Results of morphological reconstruction. (a) Red channel, (b) Green channel. (Color figure online)

Fig. 6.
figure 6

Results of SOM segmentation. (a) Original image, (b) Segmented dots (Color figure online).

Fig. 7.
figure 7

Examples of incorrect segmentations. (a) Simple thresholding, (b) SOM segmentation (Color figure online).

The presented segmentation results show that the SOM neural networks were able to properly distinguish HER2 and CEN-17 receptors. The main problem of this method occurs in a situation shown on Fig. 7b. Here a localization of green dots can be problematic but, in comparison with simple thresholding, we can still notice much better localization, especially in a red component.

To complete the full automatic diagnosis, a number of red and green dots was calculated and HER2 to CEN-17 ratio was calculated. Based on the calculated ratio and according to ACSO regulations a FISH score was evaluated. For the simple thresholding 44 out of 80 images provided similar results as an expert pathologist diagnosis. The other method provided better results were 61 images had similar responds.

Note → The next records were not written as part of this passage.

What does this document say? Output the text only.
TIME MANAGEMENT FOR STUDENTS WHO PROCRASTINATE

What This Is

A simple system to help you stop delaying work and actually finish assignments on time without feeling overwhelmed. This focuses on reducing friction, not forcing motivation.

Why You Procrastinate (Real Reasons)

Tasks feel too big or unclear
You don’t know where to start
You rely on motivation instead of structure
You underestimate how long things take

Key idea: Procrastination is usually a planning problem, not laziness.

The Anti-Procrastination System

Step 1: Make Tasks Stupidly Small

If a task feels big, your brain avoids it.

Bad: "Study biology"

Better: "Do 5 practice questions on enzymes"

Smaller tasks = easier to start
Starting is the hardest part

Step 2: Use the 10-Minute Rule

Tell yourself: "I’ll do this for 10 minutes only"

5 Conclusions and Future Work

In this study a problem of automatic segmentation of HER2 and CEN-17 reactions from Fluorescence in Situ Hybridization images was addressed. We have proposed a fully automatic segmentation framework that is able to detect dots representing reactions of human epidermal growth factor receptor 2 and chromosome 17 centromere enumeration probe with high precision. Form the results we can draw a conclusion that neural network based method is able to segment these reactions more accurate than the described simple thresholding method. As already mentioned this is caused by multiple one–pixel dots which eliminates a possibility of application of a global thresholding methods. It was shown that utilization of a reconstruction methodology along with morphological erosion and dylation allows for a better localization of the reactions.

Although the results presented here are optimistic there are a few problems that can impair the overall diagnosis. The main issue is a localization of the dots in areas where they are not visible, as shown in Fig. 7. Another problem that can be distinguished here is segmentation of large number of dots as one large single dot. This can lead to incorrect interpretation of the result as several dots are counted as one.

One of the possibilities to improve the accuracy of the diagnosis would be an application of deep and convolutional neural networks which are showing to be very effective in cancer diagnosis. The main problem with these methods is necessity of a large number of training samples. This might be difficult to achieve as not all of the cases are stored digitally. This and other issues that are addressed here will be further researched as a future work.